An e-mail that could be embarrassing? An old diary entry that makes you blush? A loan you're not proud of? A late tax payment? An arrest?
These all are on Obama's 63-item background questionnaire — and the word to those in the running for top jobs is that they better cough up the answers now because the information will surely come out later.
"It's about transparency," Duberstein says. "You have to ask these questions, because in any White House, there should be no surprises."
Problems aren't always rooted out before a candidate is publicly named.
Zoë Baird, Bill Clinton's initial pick for attorney general, withdrew when word got out that she'd hired and failed to pay taxes for an illegal immigrant who'd worked as her nanny.
More than a decade later, former New York City police commissioner Bernard Kerik withdrew his name as President Bush's choice for Homeland Security secretary amid questions about the immigration status of a housekeeper-nanny he had employed. Kerik later became the subject of an unrelated federal criminal investigation, and in 2007, he was indicted on charges that included tax fraud and obstruction of justice.

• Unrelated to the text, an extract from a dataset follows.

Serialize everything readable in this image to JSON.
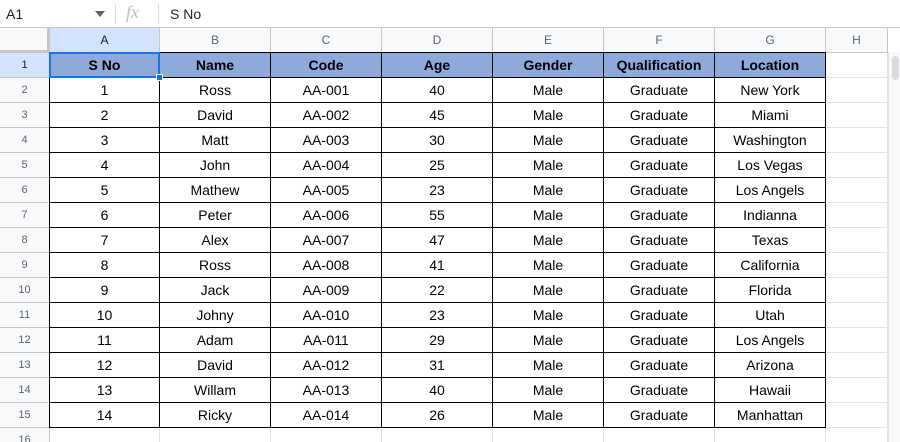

Lanny Davis, a former special counsel to Clinton who also vetted candidates for Clinton's transition in 1992, says Baird's nanny problem was "fully disclosed" during her interviews and the president's lawyers determined that she had made a mistake — but not a disqualifying one.
For the vetters, Davis says, "there's no science to it, it's all art."
Experts say mistakes are inevitable. "It's as predictable as the sun rising," Light says. "Obama will have a bad appointment. It will be a high-level appointment, somebody with pristine connections and a gold-plated résumé, but something will go wrong."
To try to guard against it, Light says about half of all candidates hire someone to help them pull together the documents they'll need to answer all the questions.
In Obama's questionnaire, there are sections on "domestic help," "relationships and affiliations," "financial information," "tax information" and more.
Even Bill and Hillary Clinton — perhaps the nation's most vetted couple — would be asked to divulge information about their finances if she were to win a seat in Obama's Cabinet.
Those who make it through round one and are nominated to one of the more than 600 posts that require Senate confirmation face what Light calls the "quadruple whammy." That includes three more rounds of vetting by the Senate, the FBI and the Office of Government Ethics.
"When you sign up for public service, you have to sign up for a level of transparency that is intense," says Max Stier of the Partnership for Public Service, a non-partisan group that promotes effective government. "It's the proverbial fishbowl."
Duberstein agrees the process is intense. He remembers being able to relax a little bit on the day of his interview in 1988, when the candidate told him at the start: "You're in for a very boring Sunday afternoon."
With that, Duberstein says, "I knew he'd get the job."